As groundbreaking as Cadillac Super Cruise is, it’s only offered on the brand’s flagship CT6 sedan, and then only on the highest trims.
"You know, we’re testing cars in Silicon Valley that go beyond what Cadillac is doing," said Michael Bunce, vice president of product planning at Nissan North America. "And we could say, 'You know what, we’ll offer it only in the upper ends of Infiniti on an $85,000 QX80.’ But that’s not the approach."
"I can guarantee you what we won’t do is, we won’t start rolling out the next generation of technology way up in the stratosphere of the price band. That’s not what we’re about," continued Bunce.
Take Nissan’s ProPILOT assist adaptive-cruise technology for instance. While not as advanced as Cadillac’s latest offering, is nonetheless an important and helpful feature that makes long-haul drives less fatiguing by keeping the vehicle centered in its lane and providing steering assist. It’s also proven to be very popular. "Orders on the Rogue were already outstripping the supply," said Bunce. It’s a similar story with the new Leaf EV as well.
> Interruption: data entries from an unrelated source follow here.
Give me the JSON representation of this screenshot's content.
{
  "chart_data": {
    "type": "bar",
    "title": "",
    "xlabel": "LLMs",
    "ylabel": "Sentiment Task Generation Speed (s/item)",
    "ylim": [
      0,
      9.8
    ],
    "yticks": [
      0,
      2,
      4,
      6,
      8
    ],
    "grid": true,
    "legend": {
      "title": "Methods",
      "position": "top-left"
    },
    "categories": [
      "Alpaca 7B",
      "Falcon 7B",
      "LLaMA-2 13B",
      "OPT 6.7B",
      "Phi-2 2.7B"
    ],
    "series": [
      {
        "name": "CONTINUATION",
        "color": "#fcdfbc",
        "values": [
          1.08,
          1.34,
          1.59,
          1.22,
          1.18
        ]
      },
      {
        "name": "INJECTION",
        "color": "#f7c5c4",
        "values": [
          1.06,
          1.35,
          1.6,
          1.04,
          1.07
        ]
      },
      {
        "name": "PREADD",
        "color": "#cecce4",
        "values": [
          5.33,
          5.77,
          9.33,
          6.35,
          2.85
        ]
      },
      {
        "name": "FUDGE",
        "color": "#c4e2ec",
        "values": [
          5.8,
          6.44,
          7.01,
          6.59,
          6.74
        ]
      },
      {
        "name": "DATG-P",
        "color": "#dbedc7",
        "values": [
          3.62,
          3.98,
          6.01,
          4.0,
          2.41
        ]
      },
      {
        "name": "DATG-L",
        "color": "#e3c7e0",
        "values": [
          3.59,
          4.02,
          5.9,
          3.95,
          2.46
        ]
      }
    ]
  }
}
By keeping prices reasonable, Nissan is hoping to democratize these sorts of features going forward. "As we take the next-generation of technology we can understand how much consumers are willing to pay," explained Bunce. "What you don’t want to do is put technology in a car that consumers are not using or see the value in… it ends up in poor customer satisfaction because I’ve paid my hard-earned cash for something that I’m not using."